Elle a notamment évoqué des campagnes de manipulation de l'information, l'organisation de manifestations 'violentes' rémunérées, des cyberattaques ou l'instrumentalisation des structures religieuses traditionnelles.
Oligarque prorusse et 'courant souverainiste'
Maia Sandu a accusé les deux principales forces de l'opposition de profiter de ce plan pour la priver d'une majorité au Parlement qui rapprocherait l'ex-république soviétique d'une intégration à l'UE.
La première de ces familles politiques est menée par le 'groupe criminel' de l'oligarque prorusse Ilan Shor et la seconde par un 'soi-disant courant souverainiste' qui serait assujetti, selon elle, au président russe Vladimir Poutine.
Faire douter 'l'électorat pro-européen'
Enfin, un dernier élément de cette stratégie consisterait à faire douter 'l'électorat modéré pro-européen' en saturant la campagne avec des candidats faussement 'neutres', tout en falsifiant les résultats de la diaspora acquise à Mme Sandu.
'Tous ces projets sont coordonnés depuis le même point de commandement' à Moscou, a-t-elle assuré.
Telegram ne réagit pas
La présidente moldave, qui soutient l'Ukraine voisine depuis l'invasion russe, a reproché à Telegram, le principal réseau social utilisé contre elle, de ne donner 'aucune réponse' à ses signalements.
Son gouvernement a aussi observé la création de milliers de comptes pour amplifier des messages anti-UE et antigouvernementaux sur Instagram, Facebook et TikTok.
En réponse, 'les institutions doivent coopérer beaucoup plus étroitement pour échanger des données afin d'identifier les tentatives de contourner la loi', a précisé Mme Sandu.

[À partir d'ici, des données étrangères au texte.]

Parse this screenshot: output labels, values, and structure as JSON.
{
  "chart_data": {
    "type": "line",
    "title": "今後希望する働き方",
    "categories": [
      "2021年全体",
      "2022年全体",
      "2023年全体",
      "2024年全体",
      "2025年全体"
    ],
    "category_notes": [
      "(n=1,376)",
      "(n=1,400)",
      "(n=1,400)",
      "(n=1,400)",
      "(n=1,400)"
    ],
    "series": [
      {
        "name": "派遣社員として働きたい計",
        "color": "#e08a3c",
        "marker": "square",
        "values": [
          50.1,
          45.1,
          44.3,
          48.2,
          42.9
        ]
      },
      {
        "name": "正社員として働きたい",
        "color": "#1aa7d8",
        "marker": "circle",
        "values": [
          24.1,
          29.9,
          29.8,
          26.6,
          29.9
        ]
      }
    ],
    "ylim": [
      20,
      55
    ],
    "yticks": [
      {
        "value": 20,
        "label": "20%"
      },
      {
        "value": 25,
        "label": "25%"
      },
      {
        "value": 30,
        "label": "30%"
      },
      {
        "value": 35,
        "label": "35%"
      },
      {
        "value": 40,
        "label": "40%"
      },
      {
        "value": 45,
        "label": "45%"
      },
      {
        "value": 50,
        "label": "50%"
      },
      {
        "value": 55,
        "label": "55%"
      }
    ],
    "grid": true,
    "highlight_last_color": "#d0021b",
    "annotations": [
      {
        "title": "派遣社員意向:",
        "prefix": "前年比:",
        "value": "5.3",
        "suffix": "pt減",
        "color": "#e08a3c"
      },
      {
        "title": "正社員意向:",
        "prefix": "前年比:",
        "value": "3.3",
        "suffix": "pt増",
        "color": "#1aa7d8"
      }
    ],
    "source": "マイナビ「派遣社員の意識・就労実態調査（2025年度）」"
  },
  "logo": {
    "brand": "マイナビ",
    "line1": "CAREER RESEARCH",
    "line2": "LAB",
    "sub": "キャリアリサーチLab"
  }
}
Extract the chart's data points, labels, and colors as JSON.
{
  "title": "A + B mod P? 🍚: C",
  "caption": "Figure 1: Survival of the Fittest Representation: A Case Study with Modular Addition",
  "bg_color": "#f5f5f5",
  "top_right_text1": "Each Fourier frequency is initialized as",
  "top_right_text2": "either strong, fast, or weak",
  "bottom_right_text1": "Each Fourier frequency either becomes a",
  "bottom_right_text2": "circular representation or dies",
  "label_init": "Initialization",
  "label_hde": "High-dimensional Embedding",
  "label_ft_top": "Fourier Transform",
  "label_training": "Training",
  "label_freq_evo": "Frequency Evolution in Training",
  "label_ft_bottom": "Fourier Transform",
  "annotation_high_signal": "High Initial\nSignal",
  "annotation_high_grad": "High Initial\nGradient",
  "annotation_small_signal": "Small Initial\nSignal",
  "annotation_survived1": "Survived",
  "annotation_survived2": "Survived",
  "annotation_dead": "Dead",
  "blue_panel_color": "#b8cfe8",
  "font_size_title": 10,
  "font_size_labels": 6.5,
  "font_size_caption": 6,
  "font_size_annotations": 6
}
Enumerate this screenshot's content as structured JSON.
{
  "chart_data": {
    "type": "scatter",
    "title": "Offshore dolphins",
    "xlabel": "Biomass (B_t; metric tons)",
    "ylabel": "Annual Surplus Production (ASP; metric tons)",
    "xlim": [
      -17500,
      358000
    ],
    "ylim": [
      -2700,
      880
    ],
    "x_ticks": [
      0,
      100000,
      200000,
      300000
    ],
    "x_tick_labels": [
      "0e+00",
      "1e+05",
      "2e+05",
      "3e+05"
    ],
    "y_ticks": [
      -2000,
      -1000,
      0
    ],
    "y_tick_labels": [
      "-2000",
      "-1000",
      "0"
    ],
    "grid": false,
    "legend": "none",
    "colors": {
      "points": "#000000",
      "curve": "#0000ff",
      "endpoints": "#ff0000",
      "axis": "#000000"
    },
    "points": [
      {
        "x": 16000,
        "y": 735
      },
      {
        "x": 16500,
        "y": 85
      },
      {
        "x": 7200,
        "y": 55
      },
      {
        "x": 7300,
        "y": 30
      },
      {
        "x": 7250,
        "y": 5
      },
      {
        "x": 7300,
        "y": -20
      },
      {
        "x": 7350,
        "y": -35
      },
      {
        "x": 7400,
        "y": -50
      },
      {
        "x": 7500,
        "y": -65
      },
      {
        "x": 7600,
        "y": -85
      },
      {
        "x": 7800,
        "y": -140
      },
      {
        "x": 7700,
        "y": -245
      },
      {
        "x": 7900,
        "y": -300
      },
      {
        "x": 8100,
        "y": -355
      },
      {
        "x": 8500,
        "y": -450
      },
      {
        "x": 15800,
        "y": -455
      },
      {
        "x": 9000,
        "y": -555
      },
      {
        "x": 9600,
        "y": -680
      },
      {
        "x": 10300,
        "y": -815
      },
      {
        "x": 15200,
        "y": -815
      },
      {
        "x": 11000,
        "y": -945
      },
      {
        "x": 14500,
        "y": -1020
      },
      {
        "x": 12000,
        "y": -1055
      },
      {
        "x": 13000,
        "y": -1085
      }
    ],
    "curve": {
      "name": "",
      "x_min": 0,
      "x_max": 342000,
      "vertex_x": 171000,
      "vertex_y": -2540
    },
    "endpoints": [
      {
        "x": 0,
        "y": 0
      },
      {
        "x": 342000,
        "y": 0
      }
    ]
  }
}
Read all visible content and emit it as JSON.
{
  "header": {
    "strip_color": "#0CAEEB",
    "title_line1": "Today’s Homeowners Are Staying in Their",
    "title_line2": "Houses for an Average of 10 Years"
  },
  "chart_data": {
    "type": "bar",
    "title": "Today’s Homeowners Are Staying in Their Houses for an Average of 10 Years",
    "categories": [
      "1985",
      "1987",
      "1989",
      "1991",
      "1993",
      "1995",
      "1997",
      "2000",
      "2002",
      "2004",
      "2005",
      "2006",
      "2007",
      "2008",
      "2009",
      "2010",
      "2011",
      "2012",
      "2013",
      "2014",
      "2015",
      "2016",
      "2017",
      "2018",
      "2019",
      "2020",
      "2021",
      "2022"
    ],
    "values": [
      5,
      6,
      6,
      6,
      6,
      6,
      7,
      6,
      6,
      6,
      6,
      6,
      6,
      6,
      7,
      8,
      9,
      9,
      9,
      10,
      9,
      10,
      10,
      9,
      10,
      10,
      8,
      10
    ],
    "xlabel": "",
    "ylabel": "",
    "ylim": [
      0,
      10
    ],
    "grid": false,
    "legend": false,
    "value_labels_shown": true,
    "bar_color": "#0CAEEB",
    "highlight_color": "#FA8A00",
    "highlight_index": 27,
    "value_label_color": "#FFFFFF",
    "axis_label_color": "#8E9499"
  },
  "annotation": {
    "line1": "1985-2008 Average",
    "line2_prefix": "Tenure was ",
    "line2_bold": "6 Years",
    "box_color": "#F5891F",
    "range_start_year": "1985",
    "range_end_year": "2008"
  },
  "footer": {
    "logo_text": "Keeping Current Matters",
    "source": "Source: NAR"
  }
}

'La police agit fermement et 25'000 amendes ont déjà été infligées' aux acteurs de ce sabotage, a-t-elle dit.
Parti de Sandu donné en tête
Le parti Action et Solidarité (PAS) de Maia Sandu est donné largement en tête des intentions de vote (39%) par le dernier sondage datant de la mi-juillet.
Toutefois, 30% des citoyens se déclarent encore indécis. Selon une autre enquête, seul un quart des Moldaves pense que les élections seront équitables.